老太君白了孟文瑶一眼,不悦道:“既然芳儿也帮你求情了,那你先去佛堂跪一天,祈求你姑母和菩萨原谅,等回门之后,去寺庙里礼佛一个月,以示虔诚吧。”
竟然还要去寺院礼佛,孟文瑶简直要笑出声了,他们侯府果然就打算娶个摆设回来,这刚进门就要把人扔到寺庙,还真是能做的出来。
吴琴芳用帕子掩饰嘴边的笑意,幸灾乐祸道:“外祖母,这不好吧,孟姐姐是侯府的当家主母,您这么罚她,叫她以后怎么服众。”
“就她这上不得台面的样子,我就是捧着她,她也不见得能服众。
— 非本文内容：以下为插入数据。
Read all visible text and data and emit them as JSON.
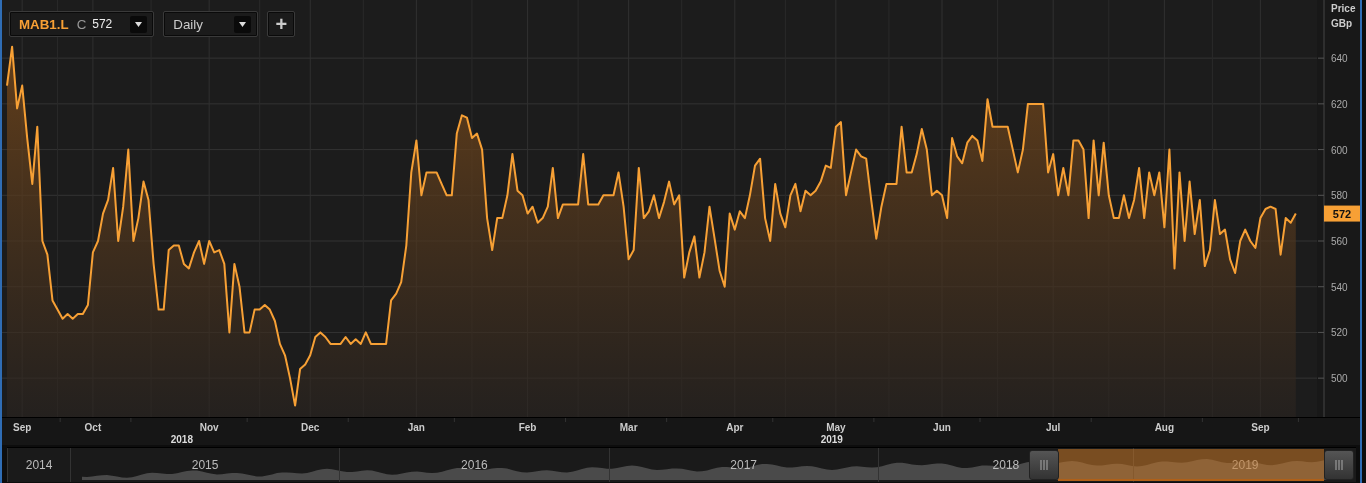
{
  "toolbar": {
    "symbol": "MAB1.L",
    "price_prefix": "C",
    "price": "572",
    "interval": "Daily",
    "add_button": "+"
  },
  "chart": {
    "axis_title": "Price",
    "axis_unit": "GBp",
    "last_price": "572",
    "year_labels": [
      "2018",
      "2019"
    ],
    "chart_data": {
      "type": "area",
      "grid": true,
      "categories": [
        null,
        null,
        null,
        "Sep",
        null,
        null,
        null,
        null,
        null,
        null,
        null,
        null,
        null,
        null,
        null,
        null,
        null,
        "Oct",
        null,
        null,
        null,
        null,
        null,
        null,
        null,
        null,
        null,
        null,
        null,
        null,
        null,
        null,
        null,
        null,
        null,
        null,
        null,
        null,
        null,
        null,
        "Nov",
        null,
        null,
        null,
        null,
        null,
        null,
        null,
        null,
        null,
        null,
        null,
        null,
        null,
        null,
        null,
        null,
        null,
        null,
        null,
        "Dec",
        null,
        null,
        null,
        null,
        null,
        null,
        null,
        null,
        null,
        null,
        null,
        null,
        null,
        null,
        null,
        null,
        null,
        null,
        null,
        null,
        "Jan",
        null,
        null,
        null,
        null,
        null,
        null,
        null,
        null,
        null,
        null,
        null,
        null,
        null,
        null,
        null,
        null,
        null,
        null,
        null,
        null,
        null,
        "Feb",
        null,
        null,
        null,
        null,
        null,
        null,
        null,
        null,
        null,
        null,
        null,
        null,
        null,
        null,
        null,
        null,
        null,
        null,
        null,
        "Mar",
        null,
        null,
        null,
        null,
        null,
        null,
        null,
        null,
        null,
        null,
        null,
        null,
        null,
        null,
        null,
        null,
        null,
        null,
        null,
        null,
        "Apr",
        null,
        null,
        null,
        null,
        null,
        null,
        null,
        null,
        null,
        null,
        null,
        null,
        null,
        null,
        null,
        null,
        null,
        null,
        null,
        "May",
        null,
        null,
        null,
        null,
        null,
        null,
        null,
        null,
        null,
        null,
        null,
        null,
        null,
        null,
        null,
        null,
        null,
        null,
        null,
        null,
        "Jun",
        null,
        null,
        null,
        null,
        null,
        null,
        null,
        null,
        null,
        null,
        null,
        null,
        null,
        null,
        null,
        null,
        null,
        null,
        null,
        null,
        null,
        "Jul",
        null,
        null,
        null,
        null,
        null,
        null,
        null,
        null,
        null,
        null,
        null,
        null,
        null,
        null,
        null,
        null,
        null,
        null,
        null,
        null,
        null,
        "Aug",
        null,
        null,
        null,
        null,
        null,
        null,
        null,
        null,
        null,
        null,
        null,
        null,
        null,
        null,
        null,
        null,
        null,
        null,
        "Sep",
        null,
        null,
        null,
        null,
        null,
        null,
        null
      ],
      "ylim": [
        483,
        665
      ],
      "yticks": [
        500,
        520,
        540,
        560,
        580,
        600,
        620,
        640
      ],
      "series": [
        {
          "color": "#f7a035",
          "values": [
            628,
            645,
            618,
            628,
            605,
            585,
            610,
            560,
            554,
            534,
            530,
            526,
            528,
            526,
            528,
            528,
            532,
            555,
            560,
            572,
            578,
            592,
            560,
            575,
            600,
            560,
            570,
            586,
            578,
            550,
            530,
            530,
            556,
            558,
            558,
            550,
            548,
            555,
            560,
            550,
            560,
            555,
            556,
            550,
            520,
            550,
            540,
            520,
            520,
            530,
            530,
            532,
            530,
            525,
            515,
            510,
            500,
            488,
            504,
            506,
            510,
            518,
            520,
            518,
            515,
            515,
            515,
            518,
            515,
            517,
            515,
            520,
            515,
            515,
            515,
            515,
            534,
            537,
            542,
            558,
            590,
            604,
            580,
            590,
            590,
            590,
            585,
            580,
            580,
            607,
            615,
            614,
            605,
            607,
            600,
            570,
            556,
            570,
            570,
            580,
            598,
            582,
            580,
            572,
            575,
            568,
            570,
            575,
            592,
            570,
            576,
            576,
            576,
            576,
            598,
            576,
            576,
            576,
            580,
            580,
            580,
            590,
            575,
            552,
            556,
            592,
            570,
            573,
            580,
            570,
            577,
            586,
            576,
            580,
            544,
            555,
            562,
            544,
            555,
            575,
            561,
            547,
            540,
            572,
            565,
            573,
            570,
            580,
            593,
            596,
            570,
            560,
            585,
            572,
            566,
            580,
            585,
            573,
            582,
            580,
            582,
            586,
            593,
            592,
            610,
            612,
            580,
            590,
            600,
            597,
            596,
            578,
            561,
            575,
            585,
            585,
            585,
            610,
            590,
            590,
            598,
            609,
            600,
            580,
            582,
            580,
            570,
            605,
            597,
            594,
            603,
            606,
            604,
            595,
            622,
            610,
            610,
            610,
            610,
            600,
            590,
            600,
            620,
            620,
            620,
            620,
            590,
            598,
            580,
            592,
            580,
            604,
            604,
            600,
            570,
            604,
            580,
            603,
            580,
            570,
            570,
            580,
            570,
            578,
            592,
            570,
            590,
            580,
            590,
            566,
            600,
            548,
            590,
            560,
            586,
            563,
            578,
            549,
            556,
            578,
            563,
            565,
            552,
            546,
            560,
            565,
            560,
            557,
            570,
            574,
            575,
            574,
            554,
            570,
            568,
            572
          ]
        }
      ]
    }
  },
  "navigator": {
    "years": [
      "2014",
      "2015",
      "2016",
      "2017",
      "2018",
      "2019"
    ]
  }
}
而且确实她做了错事,孟家没教养好她,我侯府可不惯着她。”
孟文瑶懒得听着祖孙俩耀武扬威了,她把帕子里包着的碎玉拿出来,放到一旁的案几上,不卑不亢道:“老太君,打碎了去寺院求来的珠传,去寺院礼佛一个月,当真能让九泉之下的人安心吗?”
“一个月不能安心,那就两个月,怎么,你不愿意?”
对上老太君的怒容,孟文瑶指着那碎玉道:“既然是姑母的遗物,还请表小姐看看清楚,别的弄错了。”
“怎么会弄错,我母亲的遗物别说是碎了,就是化成灰我也认得,孟姐姐总不是想抵赖吧?”
看着吴琴芳高傲的眼神,孟文瑶嘲讽道:“怎么会,我又没有打碎,为何要抵赖。”
她伸出衣袖下面的手,手上刚好躺着一串珠串,她轻轻放在案几上,伸手一指笑道:“表小姐看看,这是不是姑母的遗物?”
这一变故着实惊着了吴琴芳,她慢慢走进案几,还没拿起来,就知道那珠串就是她母亲的遗物,她指着珠串,结巴道:“怎么,怎么会有两串一样的?”
孟文瑶掐了自己一下,眼睛逼出一点眼泪委屈道:“我的姨娘身子不好,怀着我的时候就担心生产不顺,所以也去寺院求了一串珠串,保佑我平安长大。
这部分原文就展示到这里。